Diplomatische Verstimmungen Nagasaki erinnert an Atombombenabwurf - ohne Israel
Jedes Jahr wird im japanischen Nagasaki der Opfer des US-Atombombenabwurfs gedacht. Zu der Gedenkfeier werden auch Botschafter eingeladen - der aus Israel in diesem Jahr aber explizit nicht.
Der Druck auf Shiro Suzuki muss immens gewesen sein, doch der Bürgermeister der Stadt Nagasaki blieb bis zum Schluss dabei. Israel musste bei der Gedenkfeier für die rund 70.000 Opfer der US-Atombombe am 9. August 1945 draußen bleiben.
"Diese Entscheidung ist absolut unpolitisch", so Suzuki. "Es geht nur darum, dass wir eine Zeremonie in einer friedlichen und feierlichen Atmosphäre abhalten wollen."
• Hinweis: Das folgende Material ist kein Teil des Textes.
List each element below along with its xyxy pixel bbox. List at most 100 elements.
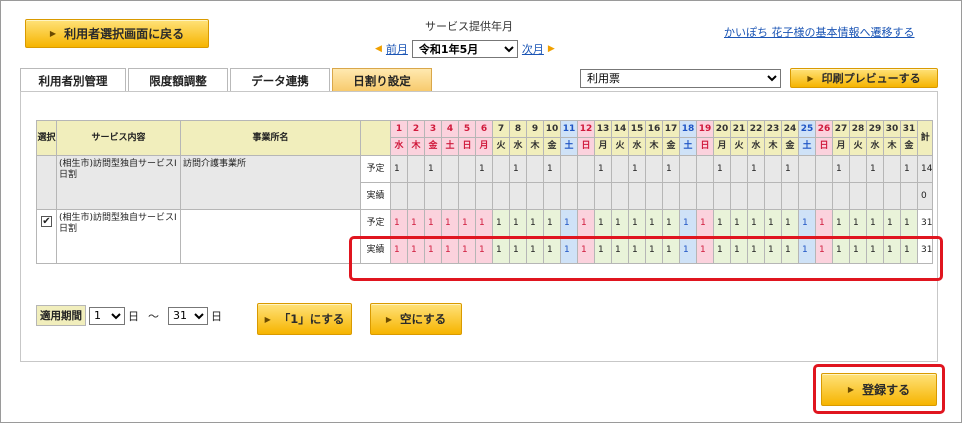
- plan-day-cell[interactable]: 1: [594, 209, 612, 237]
- actual-day-cell[interactable]: [458, 182, 476, 210]
- plan-day-cell[interactable]: 1: [713, 155, 731, 183]
- actual-day-cell[interactable]: [696, 182, 714, 210]
- tab-data-link[interactable]: データ連携: [230, 68, 330, 92]
- form-type-select[interactable]: 利用票: [580, 69, 781, 88]
- actual-day-cell[interactable]: [441, 182, 459, 210]
- plan-day-cell[interactable]: [696, 155, 714, 183]
- plan-day-cell[interactable]: 1: [509, 209, 527, 237]
- actual-day-cell[interactable]: [730, 182, 748, 210]
- plan-day-cell[interactable]: 1: [475, 209, 493, 237]
- plan-day-cell[interactable]: 1: [560, 209, 578, 237]
- clear-button[interactable]: ▶ 空にする: [370, 303, 462, 335]
- plan-day-cell[interactable]: 1: [475, 155, 493, 183]
- plan-day-cell[interactable]: [611, 155, 629, 183]
- actual-day-cell[interactable]: [679, 182, 697, 210]
- plan-day-cell[interactable]: [849, 155, 867, 183]
- actual-day-cell[interactable]: [543, 182, 561, 210]
- plan-day-cell[interactable]: 1: [543, 209, 561, 237]
- plan-day-cell[interactable]: 1: [458, 209, 476, 237]
- actual-day-cell[interactable]: [832, 182, 850, 210]
- actual-day-cell[interactable]: [815, 182, 833, 210]
- plan-day-cell[interactable]: [730, 155, 748, 183]
- actual-day-cell[interactable]: [764, 182, 782, 210]
- period-from-select[interactable]: 1: [89, 306, 125, 325]
- actual-day-cell[interactable]: [747, 182, 765, 210]
- plan-day-cell[interactable]: 1: [611, 209, 629, 237]
- plan-day-cell[interactable]: 1: [645, 209, 663, 237]
- plan-day-cell[interactable]: 1: [883, 209, 901, 237]
- plan-day-cell[interactable]: 1: [815, 209, 833, 237]
- basic-info-link[interactable]: かいぽち 花子様の基本情報へ遷移する: [724, 24, 915, 40]
- plan-day-cell[interactable]: [441, 155, 459, 183]
- plan-day-cell[interactable]: [492, 155, 510, 183]
- plan-day-cell[interactable]: [458, 155, 476, 183]
- plan-day-cell[interactable]: [815, 155, 833, 183]
- plan-day-cell[interactable]: 1: [424, 209, 442, 237]
- actual-day-cell[interactable]: [475, 182, 493, 210]
- plan-day-cell[interactable]: 1: [832, 209, 850, 237]
- row-select-checkbox[interactable]: ✔: [41, 216, 52, 227]
- plan-day-cell[interactable]: [883, 155, 901, 183]
- plan-day-cell[interactable]: 1: [866, 155, 884, 183]
- actual-day-cell[interactable]: [526, 182, 544, 210]
- tab-limit-adjust[interactable]: 限度額調整: [128, 68, 228, 92]
- plan-day-cell[interactable]: [577, 155, 595, 183]
- actual-day-cell[interactable]: [866, 182, 884, 210]
- plan-day-cell[interactable]: 1: [747, 155, 765, 183]
- back-to-user-select-button[interactable]: ▶ 利用者選択画面に戻る: [25, 19, 209, 48]
- plan-day-cell[interactable]: 1: [798, 209, 816, 237]
- actual-day-cell[interactable]: [645, 182, 663, 210]
- plan-day-cell[interactable]: 1: [577, 209, 595, 237]
- actual-day-cell[interactable]: [509, 182, 527, 210]
- set-one-button[interactable]: ▶ 「1」にする: [257, 303, 352, 335]
- plan-day-cell[interactable]: 1: [492, 209, 510, 237]
- register-button[interactable]: ▶ 登録する: [821, 373, 937, 406]
- print-preview-button[interactable]: ▶ 印刷プレビューする: [790, 68, 938, 88]
- plan-day-cell[interactable]: 1: [679, 209, 697, 237]
- actual-day-cell[interactable]: [781, 182, 799, 210]
- plan-day-cell[interactable]: 1: [390, 155, 408, 183]
- tab-user-management[interactable]: 利用者別管理: [20, 68, 126, 92]
- actual-day-cell[interactable]: [577, 182, 595, 210]
- actual-day-cell[interactable]: [849, 182, 867, 210]
- plan-day-cell[interactable]: [407, 155, 425, 183]
- plan-day-cell[interactable]: 1: [628, 155, 646, 183]
- actual-day-cell[interactable]: [424, 182, 442, 210]
- month-select[interactable]: 令和1年5月: [411, 40, 518, 58]
- plan-day-cell[interactable]: 1: [696, 209, 714, 237]
- plan-day-cell[interactable]: 1: [628, 209, 646, 237]
- actual-day-cell[interactable]: [713, 182, 731, 210]
- plan-day-cell[interactable]: 1: [543, 155, 561, 183]
- tab-daily-proration[interactable]: 日割り設定: [332, 68, 432, 92]
- plan-day-cell[interactable]: [645, 155, 663, 183]
- plan-day-cell[interactable]: [764, 155, 782, 183]
- actual-day-cell[interactable]: [662, 182, 680, 210]
- plan-day-cell[interactable]: [560, 155, 578, 183]
- plan-day-cell[interactable]: [798, 155, 816, 183]
- actual-day-cell[interactable]: [798, 182, 816, 210]
- plan-day-cell[interactable]: [526, 155, 544, 183]
- period-to-select[interactable]: 31: [168, 306, 208, 325]
- actual-day-cell[interactable]: [407, 182, 425, 210]
- plan-day-cell[interactable]: 1: [730, 209, 748, 237]
- plan-day-cell[interactable]: 1: [781, 209, 799, 237]
- plan-day-cell[interactable]: 1: [509, 155, 527, 183]
- plan-day-cell[interactable]: 1: [441, 209, 459, 237]
- actual-day-cell[interactable]: [560, 182, 578, 210]
- next-month-link[interactable]: 次月: [522, 41, 544, 57]
- actual-day-cell[interactable]: [390, 182, 408, 210]
- plan-day-cell[interactable]: 1: [407, 209, 425, 237]
- actual-day-cell[interactable]: [594, 182, 612, 210]
- plan-day-cell[interactable]: 1: [781, 155, 799, 183]
- plan-day-cell[interactable]: 1: [526, 209, 544, 237]
- actual-day-cell[interactable]: [492, 182, 510, 210]
- plan-day-cell[interactable]: 1: [832, 155, 850, 183]
- plan-day-cell[interactable]: 1: [747, 209, 765, 237]
- actual-day-cell[interactable]: [883, 182, 901, 210]
- plan-day-cell[interactable]: 1: [849, 209, 867, 237]
- plan-day-cell[interactable]: 1: [713, 209, 731, 237]
- plan-day-cell[interactable]: 1: [594, 155, 612, 183]
- actual-day-cell[interactable]: [611, 182, 629, 210]
- actual-day-cell[interactable]: [628, 182, 646, 210]
- plan-day-cell[interactable]: 1: [390, 209, 408, 237]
Und mit Israel und den Palästinensern, die hingegen eingeladen waren, fürchtete die Stadtverwaltung Proteste, vielleicht sogar Anschläge. Ein Risiko, dass sie nicht eingehen wollte.
USA sagen Teilnahme ab
Der US-Botschafter in Japan, Rahm Emanuel, sah das anders. Die Veranstaltung sei durch das Ausschließen Israels politisiert worden. Er sagte seine Teilnahme ab - andere Länder, darunter Deutschland, kritisierten schriftlich, damit stelle die Stadt Russland und Weissrussland auf eine Stufe mit Israel.
Bürgermeister Suzuki ging in der Gedenkveranstaltung - wie erwartet - nur in anderer Weise auf das Thema ein. "Angesichts der Ungewissheit, wann die russische Invasion in der Ukraine beendet sein wird, und der wachsenden Besorgnis über die Ausweitung bewaffneter Konflikte im Nahen Osten befinden wir uns derzeit in einer kritischen Situation", so Suzuki.
Appell: Atomwaffen abschaffen
"Die Wahrscheinlichkeit steigt, dass die wichtige, humanitäre Norm, an die wir uns bisher gehalten haben, nicht mehr gilt", sagte Suzuki - die Norm: niemals mehr Atomwaffen einzusetzen. Er appelliert an die Staatenlenker, Atomwaffen abzuschaffen.
"Stellen Sie sich vor, was passieren würde, wenn ein Konflikt, wie er in der heutigen Welt herrscht, eskaliert und zu einem Atomkrieg führt. Das hätte nicht nur verheerende Auswirkungen auf das Leben der Menschen, sondern auch auf die globale Umwelt und würde eine ernste Bedrohung für unsere Existenz darstellen."
Seine eigene Regierung erinnerte Suzuki daran, dass sie immer noch nicht den Atomwaffenverbotsvertrag unterzeichnet hat, der es unter anderem verbietet, Kernwaffen zu stationieren und zu produzieren.
Ein Überlebender erinnert sich
In diesen Appell reiht sich auch Seiichiro Mise, ein Überlebender des US-Atombombenabwurfs ein. "Ich hoffe inständig, dass Japan als Opfer von Atombomben deren Abschaffung als wichtigstes, weltweites Ziel verfolgt."
In einer bewegenden Rede schildert er, wie er einige Tage nach dem Atombombenabwurf als Zehnjähriger seine alte Schule aufsuchte und überall verbrannte Körper sah - Menschen, die nach Wasser riefen:
Dann verstummten plötzlich diejenigen, die eben noch vor Schmerz geschrien hatten und hörten auf zu atmen. Erwachsene trugen sie an ihren Köpfen und Füßen nach draußen auf den Sportplatz, gruben ein Loch und verbrannten sie, nachdem sie ihre Körper auf ein Brett gelegt hatten. Ich werde nie vergessen, wie meine Schule zu einem Krematorium wurde.
Auch Schülerinnen und Schüler nahmen an der Gedenkveranstaltung in Nagasaki teil.
Japanische Regierung hält sich zurück
Japans Regierung reagierte sowohl auf die Appelle als auch die Kontroverse um die Nichteinladung Israels zurückhaltend. Das sei eine Angelegenheit der Stadtverwaltung Nagasakis, hieß es.
Regierungschef Fumio Kishida sagte anschließend lediglich: Eine Welt ohne Nuklearwaffen könnte schwierig werden, aber Japan werde sich dafür einsetzen, dass aus diesem Ideal Realität werde.
Nach einer Stunde bei 33 Grad im Schatten und hoher Luftfeuchtigkeit sorgten Schülerinnen und Schüler mit Gesang noch mal für einen besonders friedlichen Moment.